For a very long time, I considered the writer-director Rod Lurie as an attention-grabbing and impressive creator of topical drama — hot-button political movies like “Deterrence” (1999) and “The Contender” (2000), the trenchant Valerie Plame muckraker “Nothing but the Truth” (2008), the misfired remake of “Straw Dogs” (2011). However Lurie, it’s truthful to say, now has two filmmaking identities. There’s the middlebrow dramatist, and there’s the director of hot-wire fight spectacle who first emerged, in 2019, with “The Outpost,” an Afghanistan Warfare drama that was certainly one of most riveting and genuine films concerning the expertise of conflict within the post-9/11 world. Lurie is a U.S. Military veteran, and “The Outpost” introduced him to a brand new peak as a filmmaker.
So once I realized that his new film, “Lucky Strike,” is a fight thriller set throughout World Warfare II, I used to be primed for extra of the new Rod Lurie (and, in actual fact, he has even tweaked his title, now billing himself as Rod Davis Lurie). For some time, “Lucky Strike” appears like a movie by the director of “The Outpost.” Scott Eastwood, along with his chiseled, thin-lipped echo of his father’s squinty mystique (although Scott is sort of a extra affable model of Clint), performs Capt. Citadel, a soldier who was eligible for a deferment — on account of his stateside work as an engineer — however enlisted anyway. It’s December 1944, within the Ardennes forest in Belgium (a pivot-point battle locale throughout WWII), and Citadel is ordered to steer half a dozen of his males to a vacation spot a number of hours away from base camp, the place they’re to dam a key highway with explosives. They’re driving a defective truck, which they’re compelled to desert, and after reaching the locale on foot they start the job of booby-trapping it.
The movie lulls us into desirous to see them succeed. However they’re surrounded by Nazis, and earlier than lengthy a sniper begins selecting the boys off. Lurie phases all of this with fraught existential command. Even the pictures glimpsed by way of binoculars are finished with originality — not the usual cardboard-cutout factor however waxy, thick-glassed photographs that counsel a world of motion out of attain. Citadel figures out the place the sniper hearth is coming from, and as he and one other soldier crawl up the woodsy hill from the highway, they spot a bunker, the place there are two German troopers. A strategically tossed grenade places an finish to them (or so it appears), however Citadel’s squad is decimated, and he’s been shot within the thigh. Can he make it the 30 kilometers to the rally port at Elsenborn?

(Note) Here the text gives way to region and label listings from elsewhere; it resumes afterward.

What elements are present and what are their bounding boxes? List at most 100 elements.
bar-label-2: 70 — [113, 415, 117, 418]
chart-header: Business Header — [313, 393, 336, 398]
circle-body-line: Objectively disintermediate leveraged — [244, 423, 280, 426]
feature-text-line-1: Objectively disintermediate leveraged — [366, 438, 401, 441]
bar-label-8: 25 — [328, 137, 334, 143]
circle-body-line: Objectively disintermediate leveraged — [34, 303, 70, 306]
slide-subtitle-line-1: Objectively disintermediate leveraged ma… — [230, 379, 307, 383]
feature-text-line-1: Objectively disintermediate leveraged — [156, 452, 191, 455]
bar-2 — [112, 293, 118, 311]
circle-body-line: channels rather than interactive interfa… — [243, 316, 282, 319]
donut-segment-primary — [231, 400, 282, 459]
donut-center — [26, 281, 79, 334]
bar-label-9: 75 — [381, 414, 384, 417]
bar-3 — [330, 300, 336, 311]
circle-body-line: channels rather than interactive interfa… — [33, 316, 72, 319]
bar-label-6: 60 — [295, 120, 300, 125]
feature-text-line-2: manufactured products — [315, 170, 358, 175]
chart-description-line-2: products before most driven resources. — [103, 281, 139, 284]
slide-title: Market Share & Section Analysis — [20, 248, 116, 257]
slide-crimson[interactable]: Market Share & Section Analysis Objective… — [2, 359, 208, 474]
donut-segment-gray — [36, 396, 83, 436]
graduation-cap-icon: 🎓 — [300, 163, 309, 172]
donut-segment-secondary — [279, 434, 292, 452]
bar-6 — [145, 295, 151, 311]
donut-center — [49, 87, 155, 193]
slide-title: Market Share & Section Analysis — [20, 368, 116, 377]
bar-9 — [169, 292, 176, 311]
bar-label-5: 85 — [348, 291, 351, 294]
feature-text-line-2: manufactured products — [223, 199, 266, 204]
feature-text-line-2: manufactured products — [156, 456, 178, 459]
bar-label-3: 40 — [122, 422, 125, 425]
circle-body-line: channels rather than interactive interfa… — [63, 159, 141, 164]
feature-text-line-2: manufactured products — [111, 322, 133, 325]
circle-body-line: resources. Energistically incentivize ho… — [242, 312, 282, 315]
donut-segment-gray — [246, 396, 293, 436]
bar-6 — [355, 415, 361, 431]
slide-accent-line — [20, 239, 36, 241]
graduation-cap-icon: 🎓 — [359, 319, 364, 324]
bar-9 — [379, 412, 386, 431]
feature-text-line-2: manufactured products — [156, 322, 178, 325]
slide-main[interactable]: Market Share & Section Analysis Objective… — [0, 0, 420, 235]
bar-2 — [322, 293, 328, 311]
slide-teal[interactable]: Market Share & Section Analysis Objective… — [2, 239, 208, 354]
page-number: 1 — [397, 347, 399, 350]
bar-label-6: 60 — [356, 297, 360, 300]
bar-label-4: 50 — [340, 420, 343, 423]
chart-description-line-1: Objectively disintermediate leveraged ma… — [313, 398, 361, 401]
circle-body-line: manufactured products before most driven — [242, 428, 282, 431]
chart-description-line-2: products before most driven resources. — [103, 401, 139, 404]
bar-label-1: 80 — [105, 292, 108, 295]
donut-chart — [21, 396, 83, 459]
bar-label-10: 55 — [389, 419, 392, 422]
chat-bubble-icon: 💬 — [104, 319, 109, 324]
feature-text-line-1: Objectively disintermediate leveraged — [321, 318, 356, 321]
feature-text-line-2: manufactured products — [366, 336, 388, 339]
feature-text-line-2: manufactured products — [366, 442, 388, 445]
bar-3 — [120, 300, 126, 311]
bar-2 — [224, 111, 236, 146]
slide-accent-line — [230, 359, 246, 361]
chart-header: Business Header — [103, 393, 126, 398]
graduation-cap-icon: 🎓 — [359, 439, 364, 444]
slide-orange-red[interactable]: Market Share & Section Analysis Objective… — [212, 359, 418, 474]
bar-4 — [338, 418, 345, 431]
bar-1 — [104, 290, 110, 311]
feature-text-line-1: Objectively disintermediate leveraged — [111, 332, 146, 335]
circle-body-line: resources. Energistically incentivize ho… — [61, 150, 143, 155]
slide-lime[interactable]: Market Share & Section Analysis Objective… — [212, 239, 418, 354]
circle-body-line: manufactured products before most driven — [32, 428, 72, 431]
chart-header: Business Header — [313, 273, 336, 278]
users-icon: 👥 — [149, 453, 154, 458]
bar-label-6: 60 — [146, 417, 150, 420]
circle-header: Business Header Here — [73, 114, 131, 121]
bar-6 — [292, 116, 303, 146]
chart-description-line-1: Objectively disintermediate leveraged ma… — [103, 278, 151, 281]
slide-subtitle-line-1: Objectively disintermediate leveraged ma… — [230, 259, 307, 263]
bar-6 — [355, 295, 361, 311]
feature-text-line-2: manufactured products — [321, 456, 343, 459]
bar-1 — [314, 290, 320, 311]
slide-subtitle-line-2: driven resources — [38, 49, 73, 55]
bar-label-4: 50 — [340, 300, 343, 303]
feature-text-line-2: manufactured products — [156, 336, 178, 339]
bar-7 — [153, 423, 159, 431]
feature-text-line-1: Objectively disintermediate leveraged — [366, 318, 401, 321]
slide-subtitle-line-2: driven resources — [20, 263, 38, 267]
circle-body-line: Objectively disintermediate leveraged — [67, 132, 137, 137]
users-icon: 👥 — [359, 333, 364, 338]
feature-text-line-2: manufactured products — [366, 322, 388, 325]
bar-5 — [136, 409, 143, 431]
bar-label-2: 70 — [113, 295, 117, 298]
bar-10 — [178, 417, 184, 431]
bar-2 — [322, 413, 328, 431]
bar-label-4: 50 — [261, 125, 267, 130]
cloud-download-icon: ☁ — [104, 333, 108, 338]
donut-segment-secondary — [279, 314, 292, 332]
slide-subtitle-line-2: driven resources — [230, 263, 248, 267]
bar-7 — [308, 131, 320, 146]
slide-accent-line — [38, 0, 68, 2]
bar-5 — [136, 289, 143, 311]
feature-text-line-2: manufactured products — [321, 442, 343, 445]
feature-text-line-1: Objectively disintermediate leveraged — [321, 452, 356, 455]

“Lucky Strike” is now a distinct movie from the one we thought we have been watching. However there are two dimensions that make it a lesser movie. A part of Lurie’s energy as a director of fight cinema is the way in which he captures the quick, spiky, shit-talking camaraderie of troopers; he’s obtained a sixth sense for it. However as soon as Citadel is on his personal, that high quality leaks out of the film. And since Eastwood, who’s an excellent actor, does certainly carry a mythic echo of his father, the casting lets us know one thing: that he’s in all probability not going to be fragged within the subsequent hour. That sort of tamps down the suspense.
“Lucky Strike” isn’t a uncooked fight drama a lot as a lone-wolf style movie, one thing that feels tidier and possibly safer. Lurie phases it with talent; it’s not like what occurs is predictable. But it surely’s not enthralling both. Citadel consistently has to improvise, as when he strangles a soldier with a cellphone wire, or when he’s given shelter at a farmhouse by a Belgian lady and her daughter, solely to have a posse of German troopers present up. He hides himself within the cellar, however when the youthful lady is threatened, he can’t assist himself — he bursts out and begins firing. At one level he takes over a German tank, drives it off a cliff, then can’t get out. He impersonates a lifeless soldier within the highway (a Nazi pees on his helmet), then realizes that the corpse subsequent to him is alive, which might blow his cowl. He’s in hell with no rule e-book.
The film’s melodramatic timpani rating is efficient, even when it appears like a Nineteen Fifties contact. So does the reference made by the movie’s title — the truth that the American troopers think about it good luck to at all times burn by way of the brand of a Fortunate Strike cigarette. But watching “Lucky Strike,” I stored questioning: Why did Rod Lurie make this film? The drama of a solo hero-survivor negotiating the ultimate days of World Warfare II doesn’t precisely really feel linked to our world. And when the film lastly does make its plea for relevance, which hinges on the life-saving significance of Citadel’s radio, it appears to come back out of one other movie solely — specifically, “Hidden Figures” (2016), with its homage to the variety of unsung scientists. “Lucky Strike” presents Lurie the war-film director in miniature, and there’s no disgrace in that. However what the movie suggests is that he shouldn’t be shying away from the fight maximalist inside him.